熱砂の国から永遠の愛を ~OL、砂漠の国のプリンスに熱愛される~
孫田君が挨拶をして、
全員が一つの輪になってテーブル囲んだ。

一応、新入生もバラけるように
離して席を設けたが、いつの間にか、
学生が勝手に移動してしまってる。

留学生二人を囲んで、
女の子たちの輪ができてしまった。

それに比べて、OBの方は
いつものメンバーで固まっている。


私は、アラブ人に群がる女の子達を
遠目に見ながら、いつも参加してくれてる
OBの田島さんにビールを注いでいた。

「池山、今年はずいぶん様子が違うね?」
「はい。留学生が入りましたから」

「誰?あの二人は?」
田島さんが留学生とその取り巻きを見て言う。

「新しく入った留学生です。
中東のビジャールっていう国から
来たって言ってます」

「そう。

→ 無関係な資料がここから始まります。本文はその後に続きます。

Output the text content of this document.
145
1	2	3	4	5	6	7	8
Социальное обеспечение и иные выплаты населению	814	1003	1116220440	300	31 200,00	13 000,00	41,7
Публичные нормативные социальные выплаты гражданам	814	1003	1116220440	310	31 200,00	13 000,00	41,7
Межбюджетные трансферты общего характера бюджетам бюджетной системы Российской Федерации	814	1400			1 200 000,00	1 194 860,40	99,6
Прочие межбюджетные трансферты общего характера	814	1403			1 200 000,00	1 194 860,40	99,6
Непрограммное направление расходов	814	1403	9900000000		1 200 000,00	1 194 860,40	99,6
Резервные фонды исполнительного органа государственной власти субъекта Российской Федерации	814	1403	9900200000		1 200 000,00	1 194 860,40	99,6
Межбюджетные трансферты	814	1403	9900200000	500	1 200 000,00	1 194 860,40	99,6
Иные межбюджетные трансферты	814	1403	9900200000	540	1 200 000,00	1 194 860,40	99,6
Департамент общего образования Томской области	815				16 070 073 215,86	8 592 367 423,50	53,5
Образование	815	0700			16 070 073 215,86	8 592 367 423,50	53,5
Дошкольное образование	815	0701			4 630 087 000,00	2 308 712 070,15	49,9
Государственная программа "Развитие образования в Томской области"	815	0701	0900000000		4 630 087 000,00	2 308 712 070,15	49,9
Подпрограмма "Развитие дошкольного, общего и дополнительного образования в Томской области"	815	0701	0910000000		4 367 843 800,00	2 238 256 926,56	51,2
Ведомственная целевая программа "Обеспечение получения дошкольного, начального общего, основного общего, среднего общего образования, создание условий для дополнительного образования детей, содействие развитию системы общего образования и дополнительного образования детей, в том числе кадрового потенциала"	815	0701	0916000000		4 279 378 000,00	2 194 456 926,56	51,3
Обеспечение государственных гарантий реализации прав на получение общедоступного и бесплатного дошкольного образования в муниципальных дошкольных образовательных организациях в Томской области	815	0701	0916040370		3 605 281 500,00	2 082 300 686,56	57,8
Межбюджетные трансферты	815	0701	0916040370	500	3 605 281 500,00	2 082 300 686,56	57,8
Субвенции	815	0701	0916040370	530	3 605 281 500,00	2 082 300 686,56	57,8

さすがのお前も、
外人のイケメンには敵わないか」

田島さんが笑って
池山さんのグラスにビールを注ぐ。

「彼らの歓迎会ですから、
向こうに花を持たせますよ」

池山さんは、スマートに答える。
イケメン外国人に負けてるわけじゃないと
言いたくて、私はOBの田島さんに
ビールを注いだ。

私がビールを手に持つと、田島さんは、
グラス半分ほど飲んでくれた。

「おお、美夜ちゃんか。久しぶりだね?」
「はい」
去年の旅行に、一緒に行って以来だった。

「どうだ、こっちに来ないか?」
お酒も入っていたし、
田島さんも悪気はなかったのだろう。

田島さんの手が、私の肩に何度か触れた。